Evaluation of sensitivity of LAMP‑LFD
The sensitivity of LAMP-LFD was evaluated against 10-fold serial dilutions of positive control template(genomic DNA of T .gondii) ranging from 1 ng to 0.01 fg, nuclease-free water were used as negative controls. Meanwhile, as comparative study, PCR was carried out under the protocol described before. Outer forward primer (F3), outer backward primer (B3) of LAMP were used as a pair of upstream and downstream primers in PCR assay. The 25 ul PCR reaction mixture was composed of 12.5 uL 2 × Master Mix (Tsingke, Beijing, China), 5 pmol each of Forward and reverse primers, 2 uL template. Amplification was performed at 94 °C for 5 min, followed by 30 cycles of denaturation at 94 °C for 45 s, primer annealing at 53 °C for 30 s, extension at 72 °C for 30 s, and a final extension step at 72 C for 10 min. The PCR products were visualized by 1.5% agarose gel electrophoresis stained with Gel-Red (Beyotime, Beijing, China).

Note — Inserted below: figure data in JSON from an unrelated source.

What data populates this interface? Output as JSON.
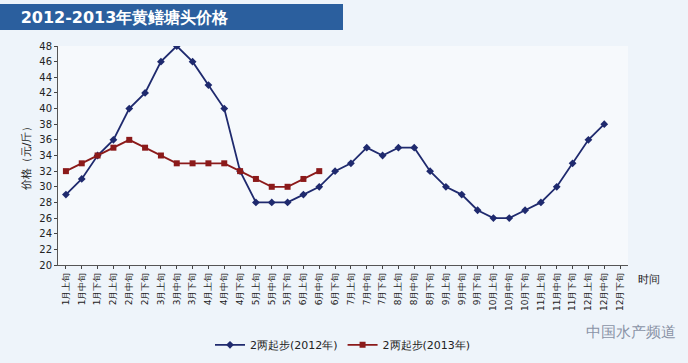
{
  "chart_data": {
    "type": "line",
    "title": "2012-2013年黄鳝塘头价格",
    "x_label": "时间",
    "y_label": "价格（元/斤）",
    "categories": [
      "1月上旬",
      "1月中旬",
      "1月下旬",
      "2月上旬",
      "2月中旬",
      "2月下旬",
      "3月上旬",
      "3月中旬",
      "3月下旬",
      "4月上旬",
      "4月中旬",
      "4月下旬",
      "5月上旬",
      "5月中旬",
      "5月下旬",
      "6月上旬",
      "6月中旬",
      "6月下旬",
      "7月上旬",
      "7月中旬",
      "7月下旬",
      "8月上旬",
      "8月中旬",
      "8月下旬",
      "9月上旬",
      "9月中旬",
      "9月下旬",
      "10月上旬",
      "10月中旬",
      "10月下旬",
      "11月上旬",
      "11月中旬",
      "11月下旬",
      "12月上旬",
      "12月中旬",
      "12月下旬"
    ],
    "series": [
      {
        "name": "2两起步(2012年)",
        "color": "#1f2a6e",
        "marker": "diamond",
        "line_style": "solid",
        "values": [
          29,
          31,
          34,
          36,
          40,
          42,
          46,
          48,
          46,
          43,
          40,
          32,
          28,
          28,
          28,
          29,
          30,
          32,
          33,
          35,
          34,
          35,
          35,
          32,
          30,
          29,
          27,
          26,
          26,
          27,
          28,
          30,
          33,
          36,
          38,
          null
        ]
      },
      {
        "name": "2两起步(2013年)",
        "color": "#8b1a1a",
        "marker": "square",
        "line_style": "solid",
        "values": [
          32,
          33,
          34,
          35,
          36,
          35,
          34,
          33,
          33,
          33,
          33,
          32,
          31,
          30,
          30,
          31,
          32,
          null,
          null,
          null,
          null,
          null,
          null,
          null,
          null,
          null,
          null,
          null,
          null,
          null,
          null,
          null,
          null,
          null,
          null,
          null
        ]
      }
    ],
    "ylim": [
      20,
      48
    ],
    "yticks": [
      20,
      22,
      24,
      26,
      28,
      30,
      32,
      34,
      36,
      38,
      40,
      42,
      44,
      46,
      48
    ],
    "grid": false,
    "legend": "bottom",
    "annotations": [
      "中国水产频道"
    ]
  }
}
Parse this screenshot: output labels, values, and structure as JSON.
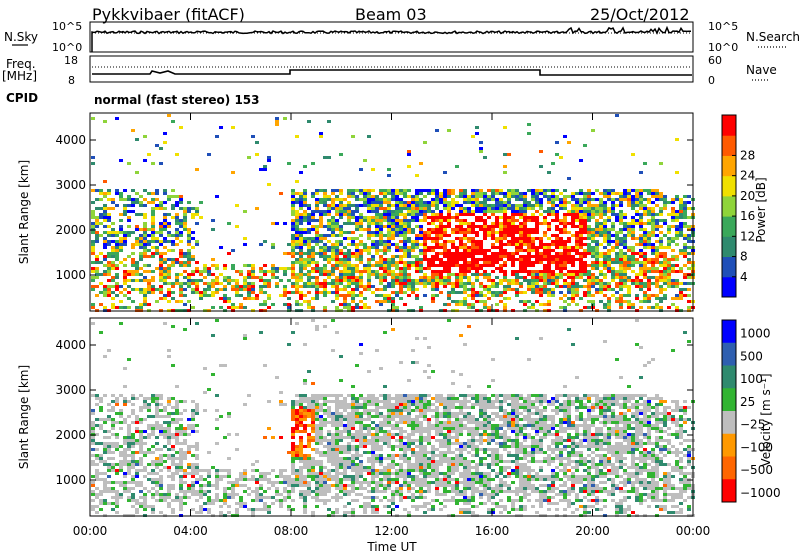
{
  "header": {
    "station": "Pykkvibaer (fitACF)",
    "beam": "Beam 03",
    "date": "25/Oct/2012"
  },
  "top_panels": {
    "nsky_label": "N.Sky",
    "nsky_top": "10^5",
    "nsky_bottom": "10^0",
    "nsearch_label": "N.Search",
    "nsearch_top": "10^5",
    "nsearch_bottom": "10^0",
    "freq_label": "Freq.",
    "freq_unit": "[MHz]",
    "freq_top": "18",
    "freq_bottom": "8",
    "nave_label": "Nave",
    "nave_top": "60",
    "nave_bottom": "0",
    "cpid_label": "CPID",
    "cpid_text": "normal (fast stereo) 153"
  },
  "chart_data": [
    {
      "type": "heatmap",
      "name": "power",
      "ylabel": "Slant Range [km]",
      "yticks": [
        1000,
        2000,
        3000,
        4000
      ],
      "ylim": [
        200,
        4600
      ],
      "colorbar_label": "Power [dB]",
      "colorbar_ticks": [
        "4",
        "8",
        "12",
        "16",
        "20",
        "24",
        "28"
      ],
      "colors": [
        "#0000ff",
        "#1f4fb8",
        "#2f8a6e",
        "#3aa85a",
        "#8fd43a",
        "#f0e000",
        "#ffa500",
        "#ff5a00",
        "#ff0000"
      ]
    },
    {
      "type": "heatmap",
      "name": "velocity",
      "ylabel": "Slant Range [km]",
      "yticks": [
        1000,
        2000,
        3000,
        4000
      ],
      "ylim": [
        200,
        4600
      ],
      "colorbar_label": "Velocity [m s⁻¹]",
      "colorbar_ticks": [
        "1000",
        "500",
        "100",
        "25",
        "−25",
        "−100",
        "−500",
        "−1000"
      ],
      "colors": [
        "#0000ff",
        "#2f5fb0",
        "#2f8a6e",
        "#32b432",
        "#bebebe",
        "#ff9900",
        "#ff6600",
        "#ff0000"
      ]
    }
  ],
  "x_axis": {
    "ticks": [
      "00:00",
      "04:00",
      "08:00",
      "12:00",
      "16:00",
      "20:00",
      "00:00"
    ],
    "label": "Time UT"
  }
}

Clinical application for detection of T. gondii
After the establishment of the universal rapid detection LAMP-LFD device for T. gondii, it was applied to the test of blood samples of stray animals (dogs, cats). One of 318 blood samples of dogs and cats collected from Zhejiang Province, China were extracted the genomic DNA. LAMP-LFD and PCR target 529 gene to detect T. gondii nucleic acids in blood samples.